The model has a 98.028% accuracy when evaluated against the test set. Now, I will build a CNN and compare its performance against the earlier model.

### Convolutional Neural Network<a id="section-4.2"></a>

For the convolutional neural network, I will use 3 convolutional layers, each with 32, 64, 64 filters respectively as well as a densely connected layer with 64 hidden inputs. I also included MaxPooling2D layers to ensure that the model can better learn the spacial hierachy of features. The output of the model will be of the same format as the output from the previous models.

In [None]:
# building the CNN

def build_cnn():
    cnn_model = models.Sequential()
    cnn_model.add(layers.Conv2D(32, (3, 3), activation="relu", input_shape=(28,28,1)))
    cnn_model.add(layers.MaxPooling2D((2, 2)))
    cnn_model.add(layers.Conv2D(64, (3, 3), activation="relu"))
    cnn_model.add(layers.MaxPooling2D((2, 2)))
    cnn_model.add(layers.Conv2D(64, (3, 3), activation="relu"))
    cnn_model.add(layers.Flatten())
    cnn_model.add(layers.Dense(64, activation="relu"))
    cnn_model.add(layers.Dense(10, activation="softmax"))
    cnn_model.compile(optimizer="rmsprop",
                 loss="categorical_crossentropy",
                 metrics=["accuracy"])
    return cnn_model

In [None]:
# reshaping the dataframe into a 4D tensor
X_train_cnn = X_train.values.reshape((33600, 28, 28, 1))
X_val_cnn = X_val.values.reshape((8400, 28, 28, 1))
cnn_model = build_cnn()
cnn_model.fit(X_train_cnn, y_train, epochs=20, batch_size=64, validation_data=(X_val_cnn, y_val))

In [None]:
# extracting the validation accuracy value the model
cnn_val_acc = cnn_model.history.history['val_accuracy']

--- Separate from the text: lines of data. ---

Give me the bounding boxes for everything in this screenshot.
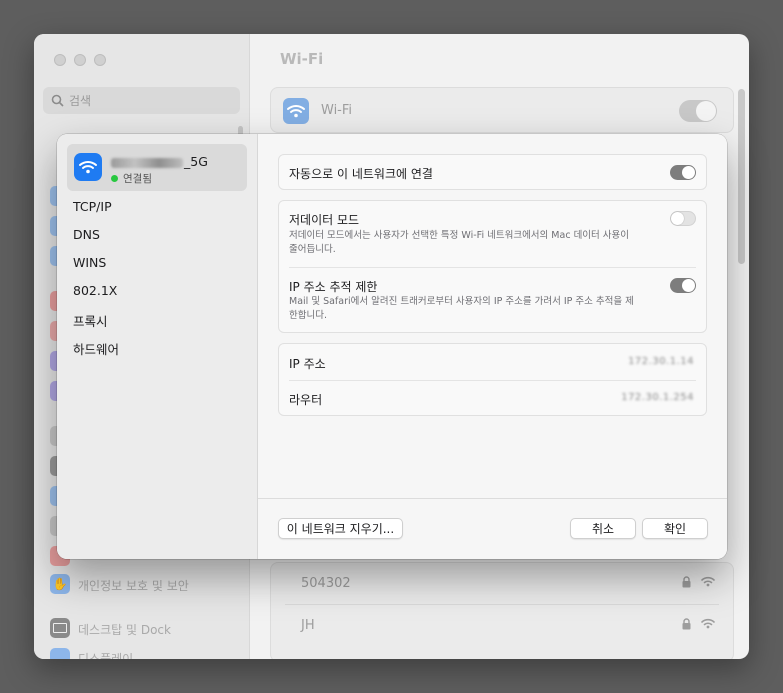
wifi-label: Wi-Fi	[321, 103, 353, 118]
auto-join-label: 자동으로 이 네트워크에 연결	[289, 167, 433, 181]
details-main: 자동으로 이 네트워크에 연결 저데이터 모드 저데이터 모드에서는 사용자가 …	[258, 134, 727, 559]
router-value: 172.30.1.254	[621, 392, 694, 403]
network-name: 504302	[301, 576, 351, 591]
wifi-card: Wi-Fi	[270, 87, 734, 133]
ok-button[interactable]: 확인	[642, 518, 708, 539]
lock-icon	[682, 576, 691, 592]
network-name: JH	[301, 618, 315, 633]
low-data-mode-description: 저데이터 모드에서는 사용자가 선택한 특정 Wi-Fi 네트워크에서의 Mac…	[289, 230, 630, 255]
desktop-icon	[50, 618, 70, 638]
divider	[289, 267, 696, 268]
ip-address-value: 172.30.1.14	[628, 356, 694, 367]
search-placeholder: 검색	[69, 94, 92, 108]
sidebar-item-dns[interactable]: DNS	[73, 227, 100, 242]
divider	[289, 380, 696, 381]
limit-ip-tracking-description: Mail 및 Safari에서 알려진 트래커로부터 사용자의 IP 주소를 가…	[289, 296, 634, 321]
low-data-mode-toggle[interactable]	[670, 211, 696, 226]
minimize-window-button[interactable]	[74, 54, 86, 66]
hand-icon: ✋	[50, 574, 70, 594]
network-row[interactable]: 504302	[271, 563, 733, 605]
limit-ip-tracking-label: IP 주소 추적 제한	[289, 280, 378, 294]
wifi-signal-icon	[701, 618, 715, 633]
network-header[interactable]: _5G 연결됨	[67, 144, 247, 191]
display-icon	[50, 648, 70, 659]
sidebar-item-8021x[interactable]: 802.1X	[73, 283, 117, 298]
lock-icon	[682, 618, 691, 634]
auto-join-toggle[interactable]	[670, 165, 696, 180]
wifi-icon	[283, 98, 309, 124]
sidebar-item-displays[interactable]: 디스플레이	[78, 650, 133, 659]
search-icon	[51, 94, 64, 107]
forget-network-button[interactable]: 이 네트워크 지우기...	[278, 518, 403, 539]
search-field[interactable]: 검색	[43, 87, 240, 114]
limit-ip-tracking-toggle[interactable]	[670, 278, 696, 293]
network-list: 504302 JH	[270, 562, 734, 659]
ip-address-label: IP 주소	[289, 357, 326, 371]
auto-join-card: 자동으로 이 네트워크에 연결	[278, 154, 707, 190]
sidebar-item-desktop-dock[interactable]: 데스크탑 및 Dock	[78, 621, 171, 638]
router-label: 라우터	[289, 393, 323, 407]
sidebar-item-wins[interactable]: WINS	[73, 255, 106, 270]
network-row[interactable]: JH	[271, 605, 733, 646]
details-sidebar: _5G 연결됨 TCP/IP DNS WINS 802.1X 프록시 하드웨어	[57, 134, 258, 559]
main-scrollbar[interactable]	[738, 89, 745, 264]
redacted-text	[111, 157, 183, 168]
network-details-sheet: _5G 연결됨 TCP/IP DNS WINS 802.1X 프록시 하드웨어 …	[57, 134, 727, 559]
privacy-options-card: 저데이터 모드 저데이터 모드에서는 사용자가 선택한 특정 Wi-Fi 네트워…	[278, 200, 707, 333]
connection-status: 연결됨	[111, 171, 152, 186]
cancel-button[interactable]: 취소	[570, 518, 636, 539]
sidebar-item-proxy[interactable]: 프록시	[73, 311, 108, 330]
sidebar-item-privacy[interactable]: 개인정보 보호 및 보안	[78, 577, 189, 594]
low-data-mode-label: 저데이터 모드	[289, 213, 360, 227]
wifi-icon	[74, 153, 102, 181]
status-dot	[111, 175, 118, 182]
footer-divider	[258, 498, 727, 499]
wifi-toggle[interactable]	[679, 100, 717, 122]
address-info-card: IP 주소 172.30.1.14 라우터 172.30.1.254	[278, 343, 707, 416]
network-name: _5G	[111, 154, 208, 169]
page-title: Wi-Fi	[280, 50, 324, 68]
wifi-signal-icon	[701, 576, 715, 591]
sidebar-item-hardware[interactable]: 하드웨어	[73, 339, 119, 358]
zoom-window-button[interactable]	[94, 54, 106, 66]
status-text: 연결됨	[123, 173, 152, 185]
close-window-button[interactable]	[54, 54, 66, 66]
sidebar-item-tcpip[interactable]: TCP/IP	[73, 199, 112, 214]
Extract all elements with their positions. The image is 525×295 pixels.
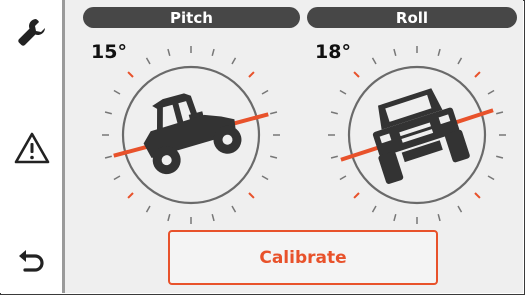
gauge-tick [211, 214, 215, 222]
calibrate-button[interactable]: Calibrate [168, 230, 438, 285]
roll-gauge [328, 46, 506, 224]
gauge-tick [457, 205, 463, 213]
gauge-tick [371, 205, 377, 213]
gauge-tick [487, 89, 495, 95]
gauge-tick [339, 175, 347, 181]
gauge-tick [261, 175, 269, 181]
gauge-tick [248, 71, 255, 78]
gauge-tick [270, 111, 278, 115]
side-view-vehicle-icon [143, 93, 242, 175]
gauge-tick [113, 175, 121, 181]
gauge-tick [339, 89, 347, 95]
gauge-tick [353, 192, 360, 199]
sidebar [0, 0, 65, 293]
pitch-gauge [102, 46, 280, 224]
gauge-tick [437, 48, 441, 56]
settings-button[interactable] [8, 8, 56, 56]
gauge-tick [167, 48, 171, 56]
gauge-tick [496, 155, 504, 159]
gauge-tick [145, 205, 151, 213]
gauge-tick [496, 111, 504, 115]
gauge-tick [211, 48, 215, 56]
gauge-tick [113, 89, 121, 95]
warning-icon [14, 132, 50, 164]
gauge-tick [353, 71, 360, 78]
gauge-tick [261, 89, 269, 95]
roll-header: Roll [307, 7, 517, 28]
gauge-tick [474, 71, 481, 78]
roll-label: Roll [395, 8, 429, 27]
gauge-tick [487, 175, 495, 181]
warning-button[interactable] [8, 124, 56, 172]
gauge-tick [437, 214, 441, 222]
wrench-icon [18, 19, 45, 46]
gauge-tick [393, 214, 397, 222]
back-button[interactable] [8, 236, 56, 284]
gauge-tick [393, 48, 397, 56]
gauge-tick [231, 205, 237, 213]
gauge-tick [248, 192, 255, 199]
gauge-tick [457, 57, 463, 65]
gauge-tick [231, 57, 237, 65]
pitch-header: Pitch [83, 7, 300, 28]
front-view-vehicle-icon [372, 88, 470, 184]
gauge-tick [104, 155, 112, 159]
gauge-tick [127, 71, 134, 78]
main-panel: Pitch Roll 15° 18° Calibrate [65, 0, 523, 293]
gauge-tick [371, 57, 377, 65]
gauge-tick [474, 192, 481, 199]
gauge-tick [330, 155, 338, 159]
gauge-tick [104, 111, 112, 115]
gauge-tick [167, 214, 171, 222]
gauge-tick [127, 192, 134, 199]
back-arrow-icon [19, 250, 44, 272]
pitch-label: Pitch [170, 8, 213, 27]
gauge-tick [330, 111, 338, 115]
gauge-tick [270, 155, 278, 159]
calibrate-label: Calibrate [259, 247, 347, 268]
gauge-tick [145, 57, 151, 65]
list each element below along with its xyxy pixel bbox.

# plotting validation accuracies against epoch
epochs = range(1, 21)
plt.plot(epochs, cnn_val_acc, label="CNN Val Acc")
plt.xlabel("Epochs")
plt.ylabel("Accuracy")
plt.legend()
plt.show()

The model fails to show significant improvements on the validation data after the 10th epoch. I will now train the final CNN model with all available training data.

In [None]:
# training the final cnn model on all available training data
cnn_train_data = train_data.values.reshape((42000, 28, 28, 1))
final_cnn = build_cnn()
final_cnn.fit(cnn_train_data, to_categorical(train_labels), epochs=10, batch_size=64)

In [None]:
# getting the predictions on the test set
test_data_reshaped = test_data.values.reshape((28000, 28, 28, 1))
final_cnn_predictions = final_cnn.predict(test_data_reshaped)

In [None]:
final_cnn_predicted_classes = np.argmax(final_cnn_predictions, axis=1)
cnn_submissions = pd.DataFrame({"ImageId": ImageId,
                           "Label": final_cnn_predicted_classes})
cnn_submissions.to_csv("submission_cnn.csv", index=False, header=True)

The model has a 99.017% accuracy when evaluated against the test set.

---
## Final Comments <a id="section-5"></a>

Overall, the CNN has a slightly higher accuracy than the NN with only dense layers, albeit coming at the cost of computational time. To further improve accuracy, I can perhaps further finetune the hyperparameters of the model, and use k-folds validation to ensure that the validation set is representative of the overall data set.